It was in this vein that Mr. Gladstone was wont to address young people on the occasions when he was called to deliver formal speeches to them. This, as we see from the dates, happened frequently in the interval of his retirement. We have not yet recounted the circumstances which Jed to his resignation of the Liberal leadership. After his first letter to Lord Granville he addressed to that nobleman a second under date of January 6, 1875. In this he referred to his former communication, expressive of his personal desires. He said that the time had arrived, as he thought, when he ought to revert to the subject of his letter of March 12, 1874.

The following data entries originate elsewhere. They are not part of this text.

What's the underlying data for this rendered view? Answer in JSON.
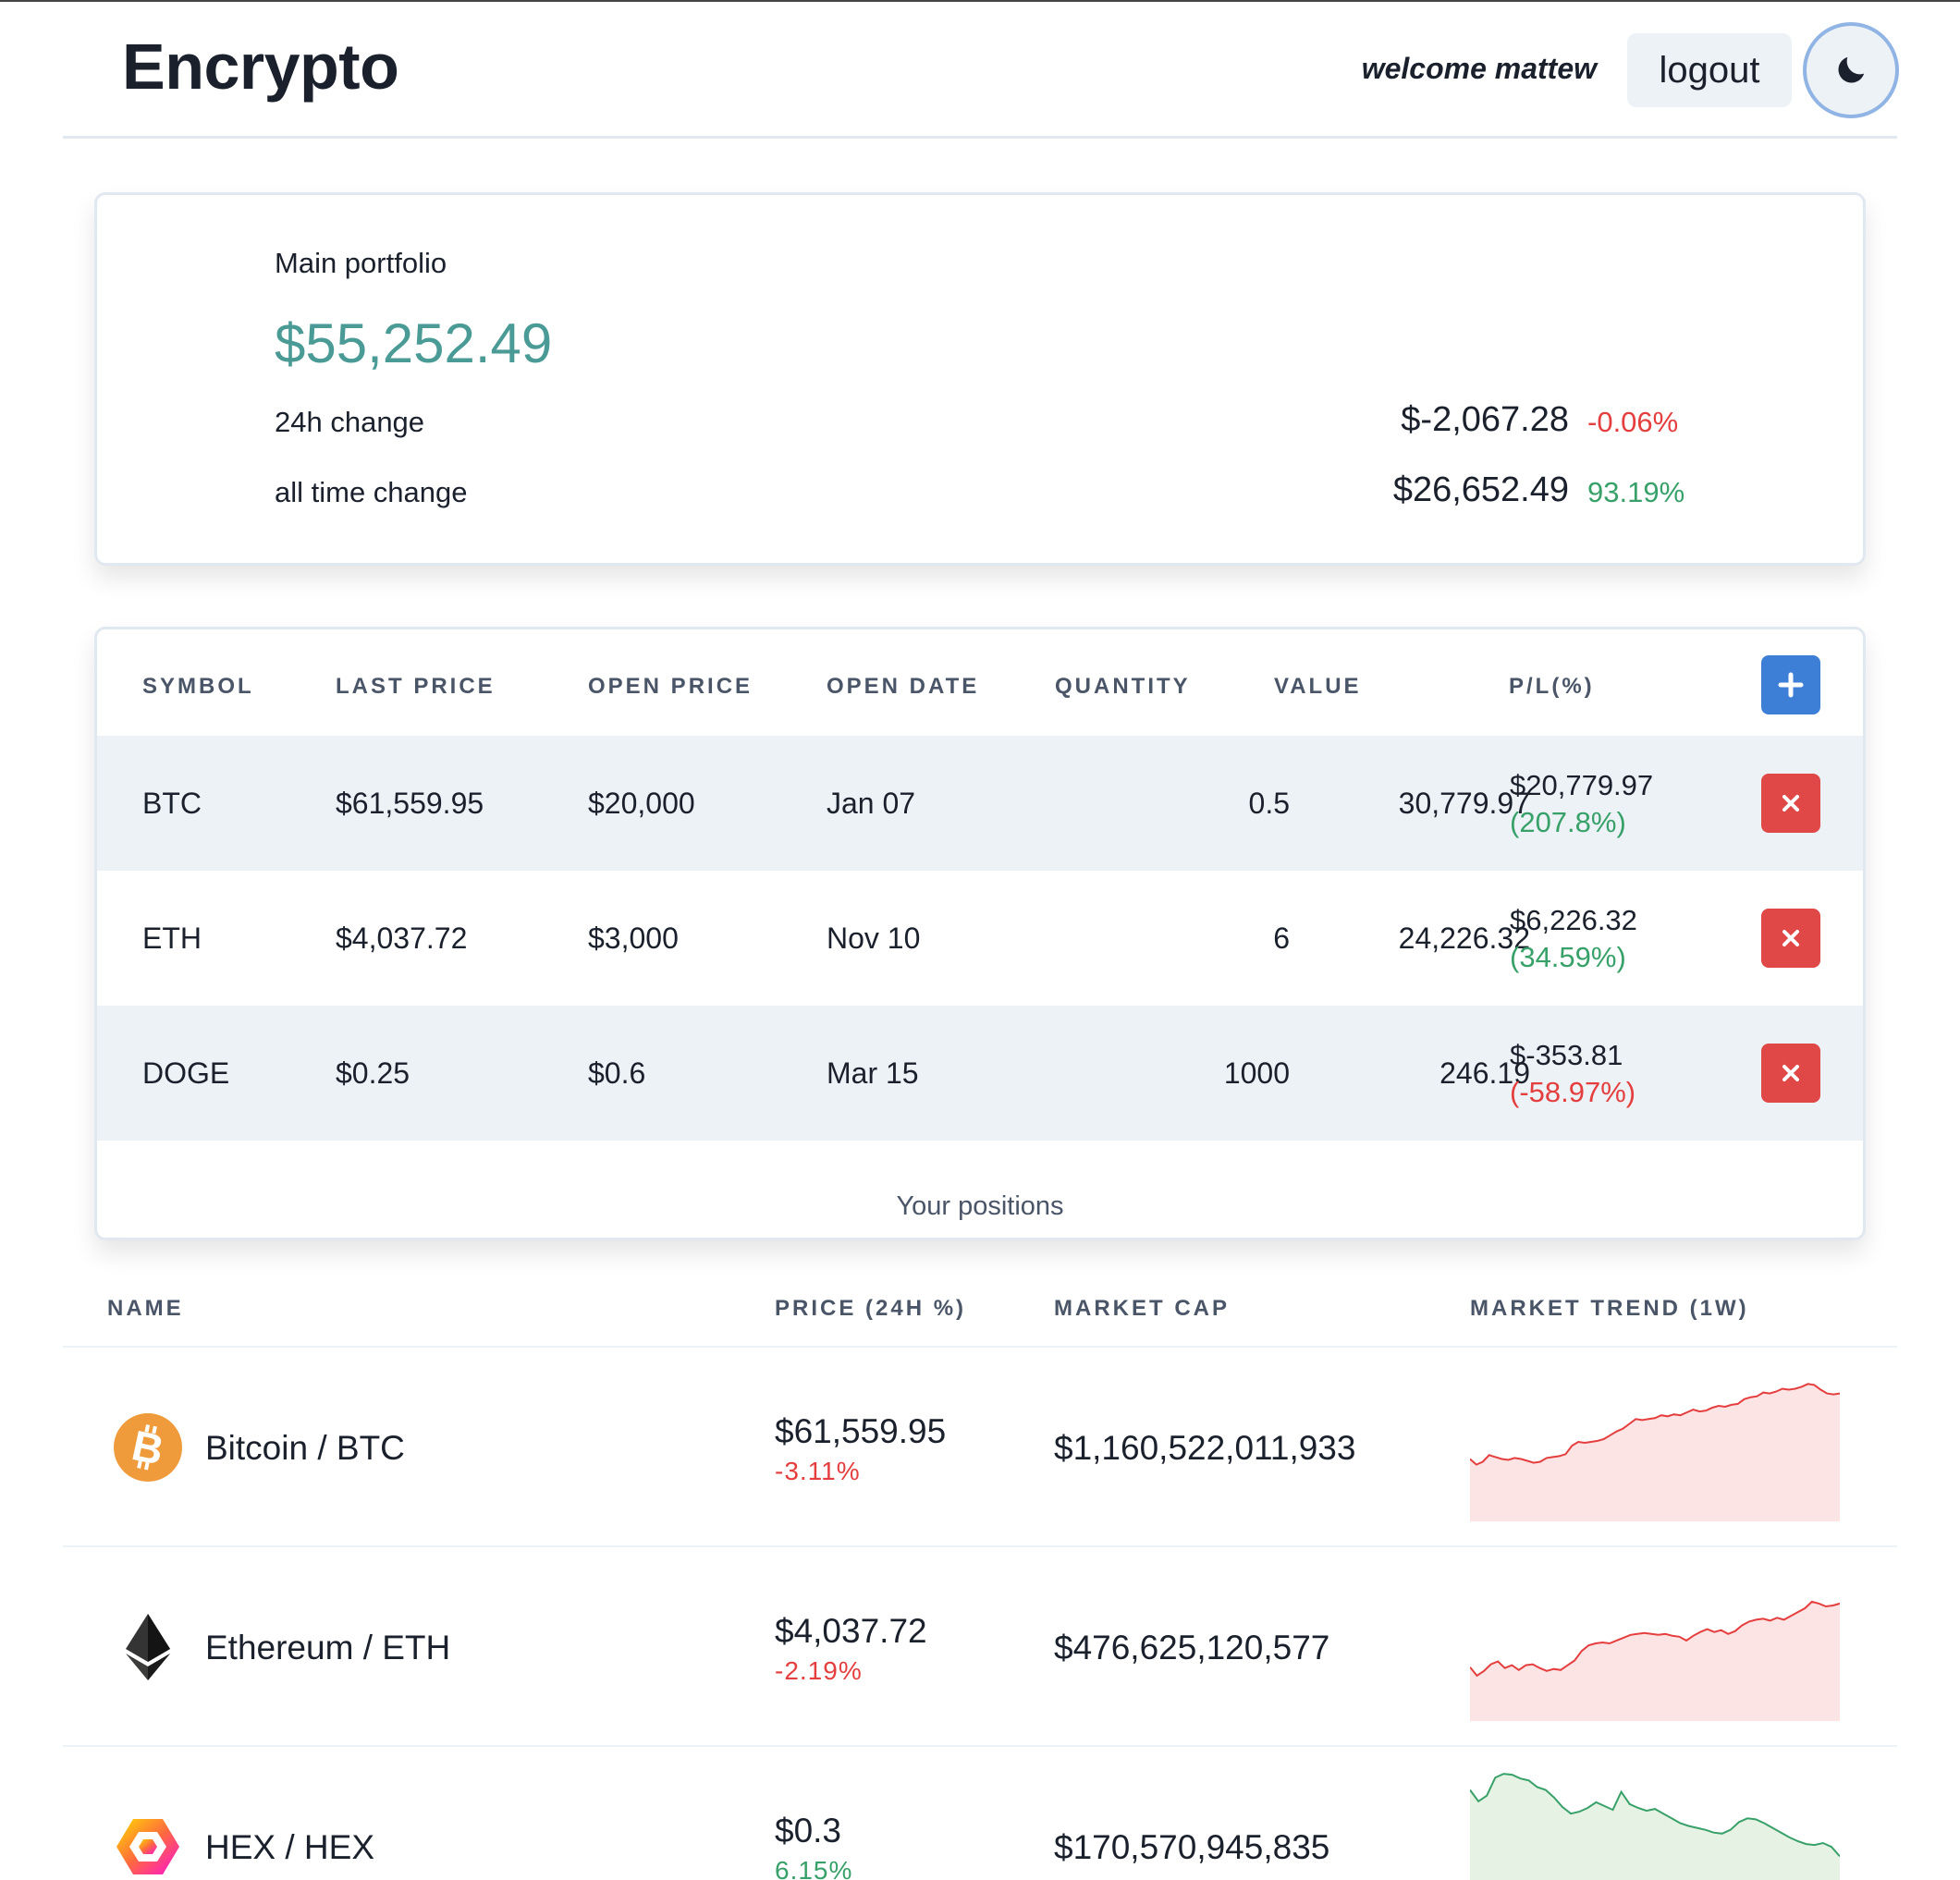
{
  "header": {
    "brand": "Encrypto",
    "welcome": "welcome mattew",
    "logout_label": "logout",
    "theme_icon": "moon-icon"
  },
  "portfolio": {
    "title": "Main portfolio",
    "total": "$55,252.49",
    "change_24h": {
      "label": "24h change",
      "amount": "$-2,067.28",
      "percent": "-0.06%",
      "direction": "down"
    },
    "change_all": {
      "label": "all time change",
      "amount": "$26,652.49",
      "percent": "93.19%",
      "direction": "up"
    }
  },
  "positions": {
    "columns": [
      "SYMBOL",
      "LAST PRICE",
      "OPEN PRICE",
      "OPEN DATE",
      "QUANTITY",
      "VALUE",
      "P/L(%)"
    ],
    "add_icon": "plus-icon",
    "delete_icon": "close-icon",
    "rows": [
      {
        "symbol": "BTC",
        "last_price": "$61,559.95",
        "open_price": "$20,000",
        "open_date": "Jan 07",
        "quantity": "0.5",
        "value": "30,779.97",
        "pl_amount": "$20,779.97",
        "pl_percent": "(207.8%)",
        "direction": "up"
      },
      {
        "symbol": "ETH",
        "last_price": "$4,037.72",
        "open_price": "$3,000",
        "open_date": "Nov 10",
        "quantity": "6",
        "value": "24,226.32",
        "pl_amount": "$6,226.32",
        "pl_percent": "(34.59%)",
        "direction": "up"
      },
      {
        "symbol": "DOGE",
        "last_price": "$0.25",
        "open_price": "$0.6",
        "open_date": "Mar 15",
        "quantity": "1000",
        "value": "246.19",
        "pl_amount": "$-353.81",
        "pl_percent": "(-58.97%)",
        "direction": "down"
      }
    ],
    "caption": "Your positions"
  },
  "market": {
    "columns": [
      "NAME",
      "PRICE (24H %)",
      "MARKET CAP",
      "MARKET TREND (1W)"
    ],
    "rows": [
      {
        "name": "Bitcoin / BTC",
        "icon": "bitcoin-icon",
        "price": "$61,559.95",
        "change": "-3.11%",
        "direction": "down",
        "market_cap": "$1,160,522,011,933",
        "trend": [
          58,
          52,
          55,
          62,
          60,
          58,
          57,
          59,
          58,
          56,
          54,
          55,
          59,
          60,
          61,
          63,
          72,
          76,
          75,
          76,
          77,
          79,
          83,
          87,
          90,
          95,
          100,
          99,
          100,
          101,
          104,
          103,
          105,
          104,
          107,
          110,
          108,
          109,
          112,
          114,
          113,
          115,
          116,
          121,
          123,
          124,
          128,
          127,
          129,
          132,
          131,
          132,
          134,
          137,
          136,
          131,
          127,
          126,
          127
        ]
      },
      {
        "name": "Ethereum / ETH",
        "icon": "ethereum-icon",
        "price": "$4,037.72",
        "change": "-2.19%",
        "direction": "down",
        "market_cap": "$476,625,120,577",
        "trend": [
          49,
          40,
          45,
          52,
          55,
          48,
          51,
          46,
          51,
          52,
          48,
          45,
          47,
          46,
          51,
          56,
          66,
          72,
          74,
          75,
          74,
          77,
          80,
          83,
          84,
          85,
          84,
          83,
          84,
          82,
          81,
          77,
          82,
          86,
          89,
          86,
          88,
          84,
          87,
          93,
          97,
          99,
          100,
          98,
          101,
          99,
          103,
          107,
          111,
          118,
          116,
          113,
          114,
          116
        ]
      },
      {
        "name": "HEX / HEX",
        "icon": "hex-icon",
        "price": "$0.3",
        "change": "6.15%",
        "direction": "up",
        "market_cap": "$170,570,945,835",
        "trend": [
          130,
          118,
          124,
          143,
          147,
          146,
          142,
          140,
          133,
          130,
          122,
          112,
          105,
          107,
          111,
          117,
          113,
          109,
          128,
          115,
          111,
          108,
          110,
          105,
          100,
          95,
          92,
          90,
          88,
          85,
          84,
          88,
          96,
          100,
          99,
          95,
          90,
          85,
          80,
          76,
          73,
          72,
          74,
          70,
          60
        ]
      }
    ]
  },
  "colors": {
    "accent": "#4a9a96",
    "negative": "#e53e3e",
    "positive": "#38a169",
    "add_button": "#3d7fd6",
    "delete_button": "#e04848"
  }
}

“Before determining," said he," whether I should offer to assume a charge which might extend over a length of time, I have reviewed "with all the care in my power a number of considerations, both public and private, of which a portion, and these not by any means insignificant, were not in existence at the date of that letter. The result has been that I see no public advantage in my continuing to act as the leader of the Liberal party, and that at the age of sixty-five, and after forty-two years of a laborious public life, I think myself entitled to retire on the present opportunity. This retirement is dictated to me by my personal views as to the best method of spending the closing years of my life. I need hardly say that my conduct in Parliament will continue to be governed by the principles on which I have hitherto acted ; and whatever arrangements may be made for the treatment of general business, and for the advantage or convenience of the Liberal party, they will have my cordial support. I should, perhaps, add that I am at present, and mean for a short time to be, engaged on a special matter which occupies me closely." (This referred to his preparation of the pamphlets on The Vatican Decrees!)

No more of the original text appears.